Em 1.113 desses casos, havia vínculo direto entre empregadores e empregados, número que só ficou atrás das agressões praticadas por desconhecidos, responsáveis por 1.291 decisões no mesmo período.
“Quando analisamos dados jurídicos públicos de temas relevantes podemos contribuir para ampliar o debate e pautar políticas públicas necessárias para enfrentar problemas sociais como o racismo”, diz Cecília Veloso, uma das pesquisadoras responsáveis pelo estudo.
Os dados mostram ainda que os espaços públicos aparecem como o segundo ambiente com mais ocorrências (974), seguidos por estabelecimentos comerciais, que registraram 805 decisões no período analisado.
O levantamento revela que 39,5% das decisões resultaram em condenações na esfera criminal, somando 1.910 casos. A análise foi realizada a partir da base de 7 bilhões de documentos jurídicos públicos.
O estudo utilizou inteligência artificial para tratar palavras-chave, acompanhada por especialistas em informação jurídica. Para a empresa, o acesso a informações estruturadas é fundamental para orientar debates sociais e institucionais sobre discriminação racial e injúria no país.
Os números reforçam a dimensão do problema no Brasil. O Anuário Brasileiro de Segurança Pública 2025 mostra que, em 2024, foram registrados 18,2 mil casos de injúria racial e 18.923 de racismo.
No âmbito legislativo, a Câmara dos Deputados aprovou, em abril de 2025, projeto que aumenta a pena para injúria racial quando o crime é cometido contra mulheres ou idosos.

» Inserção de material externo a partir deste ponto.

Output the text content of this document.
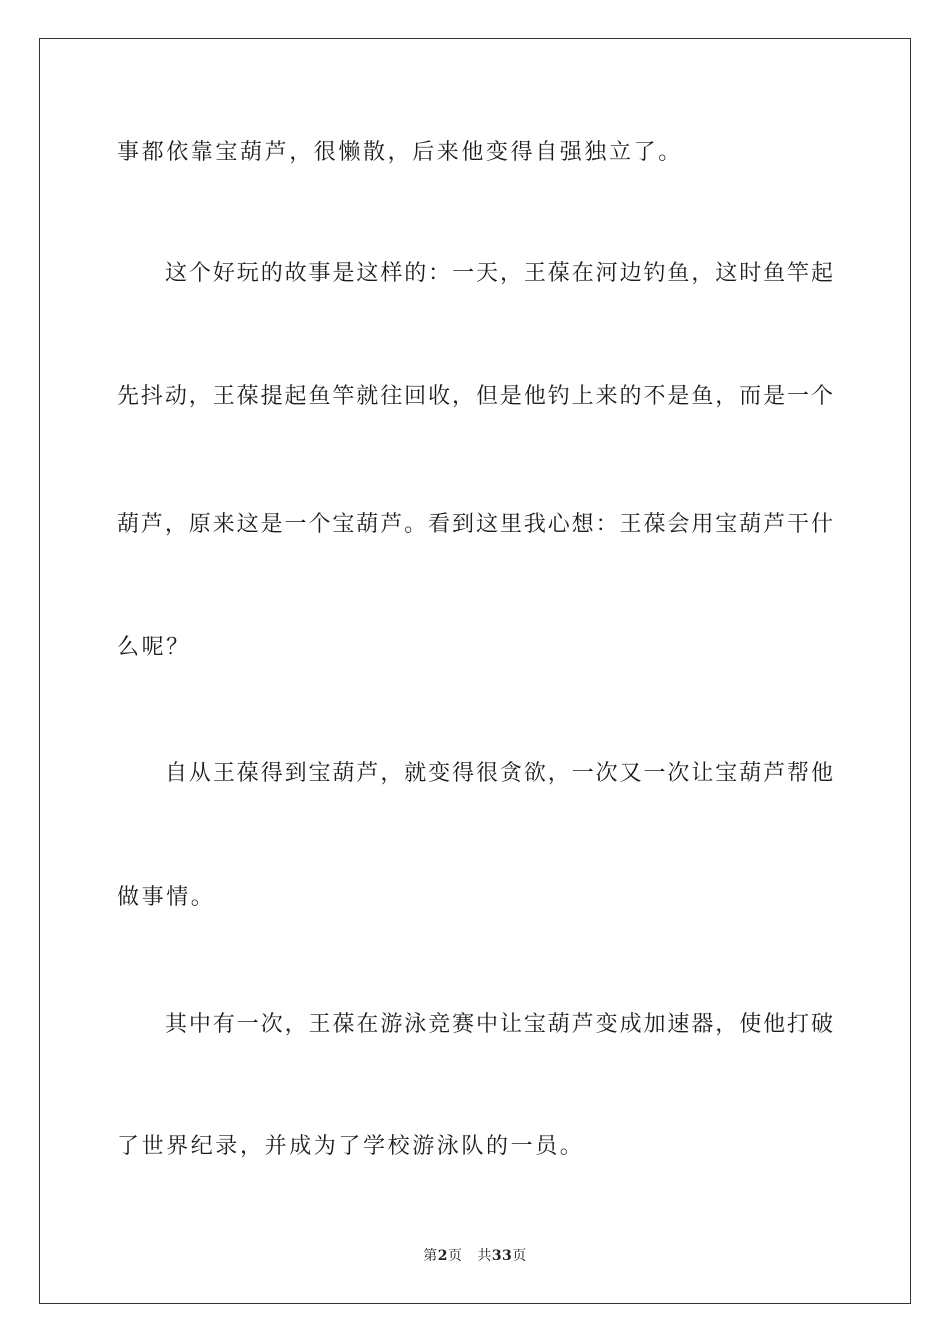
事都依靠宝葫芦，很懒散，后来他变得自强独立了。
这个好玩的故事是这样的：一天，王葆在河边钓鱼，这时鱼竿起
先抖动，王葆提起鱼竿就往回收，但是他钓上来的不是鱼，而是一个
葫芦，原来这是一个宝葫芦。看到这里我心想：王葆会用宝葫芦干什
么呢？
自从王葆得到宝葫芦，就变得很贪欲，一次又一次让宝葫芦帮他
做事情。
其中有一次，王葆在游泳竞赛中让宝葫芦变成加速器，使他打破
了世界纪录，并成为了学校游泳队的一员。
第2页 共33页
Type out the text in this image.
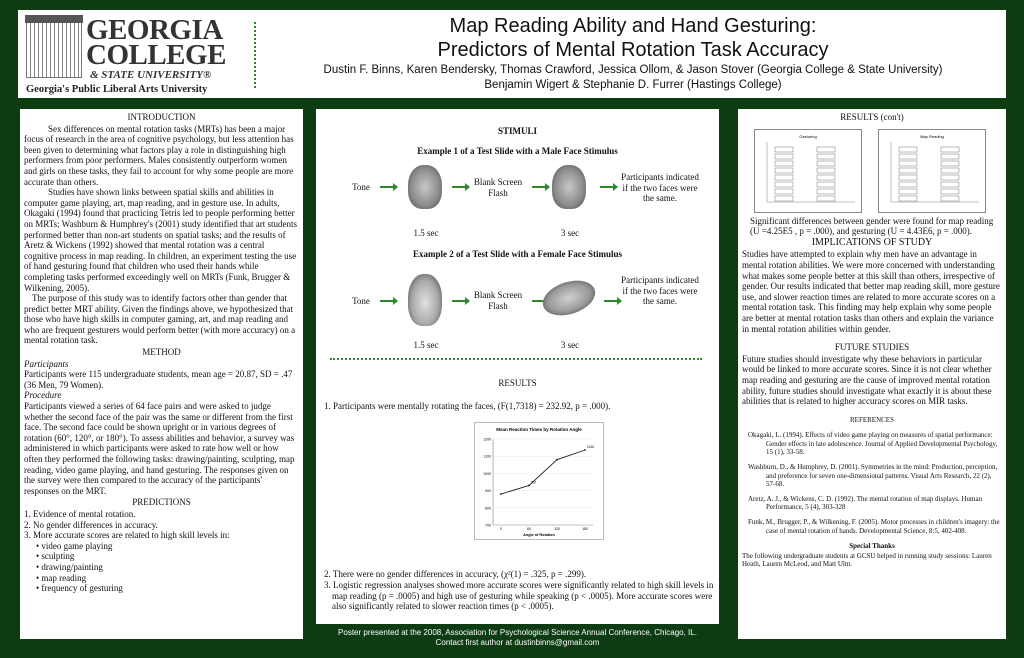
GEORGIA
COLLEGE
& STATE UNIVERSITY®
Georgia's Public Liberal Arts University
Map Reading Ability and Hand Gesturing:
Predictors of Mental Rotation Task Accuracy
Dustin F. Binns, Karen Bendersky, Thomas Crawford, Jessica Ollom, & Jason Stover (Georgia College & State University)
Benjamin Wigert & Stephanie D. Furrer (Hastings College)
INTRODUCTION
Sex differences on mental rotation tasks (MRTs) has been a major focus of research in the area of cognitive psychology, but less attention has been given to determining what factors play a role in distinguishing high performers from poor performers. Males consistently outperform women and girls on these tasks, they fail to account for why some people are more accurate than others.
Studies have shown links between spatial skills and abilities in computer game playing, art, map reading, and in gesture use. In adults, Okagaki (1994) found that practicing Tetris led to people performing better on MRTs; Washburn & Humphrey's (2001) study identified that art students performed better than non-art students on spatial tasks; and the results of Aretz & Wickens (1992) showed that mental rotation was a central cognitive process in map reading. In children, an experiment testing the use of hand gesturing found that children who used their hands while completing tasks performed exceedingly well on MRTs (Funk, Brugger & Wilkening, 2005).
The purpose of this study was to identify factors other than gender that predict better MRT ability. Given the findings above, we hypothesized that those who have high skills in computer gaming, art, and map reading and who are frequent gesturers would perform better (with more accuracy) on a mental rotation task.
METHOD
Participants
Participants were 115 undergraduate students, mean age = 20.87, SD = .47 (36 Men, 79 Women).
Procedure
Participants viewed a series of 64 face pairs and were asked to judge whether the second face of the pair was the same or different from the first face. The second face could be shown upright or in various degrees of rotation (60°, 120°, or 180°). To assess abilities and behavior, a survey was administered in which participants were asked to rate how well or how often they performed the following tasks: drawing/painting, sculpting, map reading, video game playing, and hand gesturing. The responses given on the survey were then compared to the accuracy of the participants' responses on the MRT.
PREDICTIONS
1. Evidence of mental rotation.
2. No gender differences in accuracy.
3. More accurate scores are related to high skill levels in:
• video game playing
• sculpting
• drawing/painting
• map reading
• frequency of gesturing
STIMULI
Example 1 of a Test Slide with a Male Face Stimulus
Tone	Blank Screen Flash
Participants indicated if the two faces were the same.
1.5 sec	3 sec
Example 2 of a Test Slide with a Female Face Stimulus
Tone
Blank Screen Flash
Participants indicated if the two faces were the same.
1.5 sec	3 sec
RESULTS
1. Participants were mentally rotating the faces, (F(1,7318) = 232.92, p = .000).
2. There were no gender differences in accuracy, (χ²(1) = .325, p = .299).
3. Logistic regression analyses showed more accurate scores were significantly related to high skill levels in map reading (p = .0005) and high use of gesturing while speaking (p < .0005). More accurate scores were also significantly related to slower reaction times (p < .0005).
Mean Reaction Times by Rotation Angle
1200
1100
1000
900
800
700
0	60	120	180
Angle of Rotation
937
1136
RESULTS (con't)
Gesturing	Map Reading
Significant differences between gender were found for map reading (U =4.25E5 , p = .000), and gesturing (U = 4.43E6, p = .000).
IMPLICATIONS OF STUDY
Studies have attempted to explain why men have an advantage in mental rotation abilities. We were more concerned with understanding what makes some people better at this skill than others, irrespective of gender. Our results indicated that better map reading skill, more gesture use, and slower reaction times are related to more accurate scores on a mental rotation task. This finding may help explain why some people are better at mental rotation tasks than others and explain the variance in mental rotation abilities within gender.
FUTURE STUDIES
Future studies should investigate why these behaviors in particular would be linked to more accurate scores. Since it is not clear whether map reading and gesturing are the cause of improved mental rotation ability, future studies should investigate what exactly it is about these abilities that is related to higher accuracy scores on MIR tasks.
REFERENCES
Okagaki, L. (1994). Effects of video game playing on measures of spatial performance: Gender effects in late adolescence. Journal of Applied Developmental Psychology, 15 (1), 33-58.
Washburn, D., & Humphrey, D. (2001). Symmetries in the mind: Production, perception, and preference for seven one-dimensional patterns. Visual Arts Research, 22 (2), 57-68.
Aretz, A. J., & Wickens, C. D. (1992). The mental rotation of map displays. Human Performance, 5 (4), 303-328
Funk, M., Brugger, P., & Wilkening, F. (2005). Motor processes in children's imagery: the case of mental rotation of hands. Developmental Science, 8:5, 402-408.
Special Thanks
The following undergraduate students at GCSU helped in running study sessions: Lauren Heath, Lauren McLeod, and Matt Ulm.
Poster presented at the 2008, Association for Psychological Science Annual Conference, Chicago, IL.
Contact first author at dustinbinns@gmail.com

Entre os 1.407 episódios em ambientes de trabalho, 554 vítimas são mulheres, 239 são homens e, em 613 casos, o gênero não pôde ser identificado apenas pela leitura da decisão.
Pelo projeto aprovado, a pena – atualmente de dois a cinco anos, mais multa – poderá ser aumentada de um a dois terços se o crime for cometido contra mulheres ou idosos.
Os dados reunidos, segundo as pesquisadoras, reforçam a necessidade de políticas públicas específicas para enfrentar práticas discriminatórias em ambientes profissionais e outros espaços de convivência no país. A divulgação da pesquisa dialoga com esse esforço e os atos em defesa da população afrodescendente no Brasil, que ganham destaque neste 20 de novembro, Dia da Consciência Negra.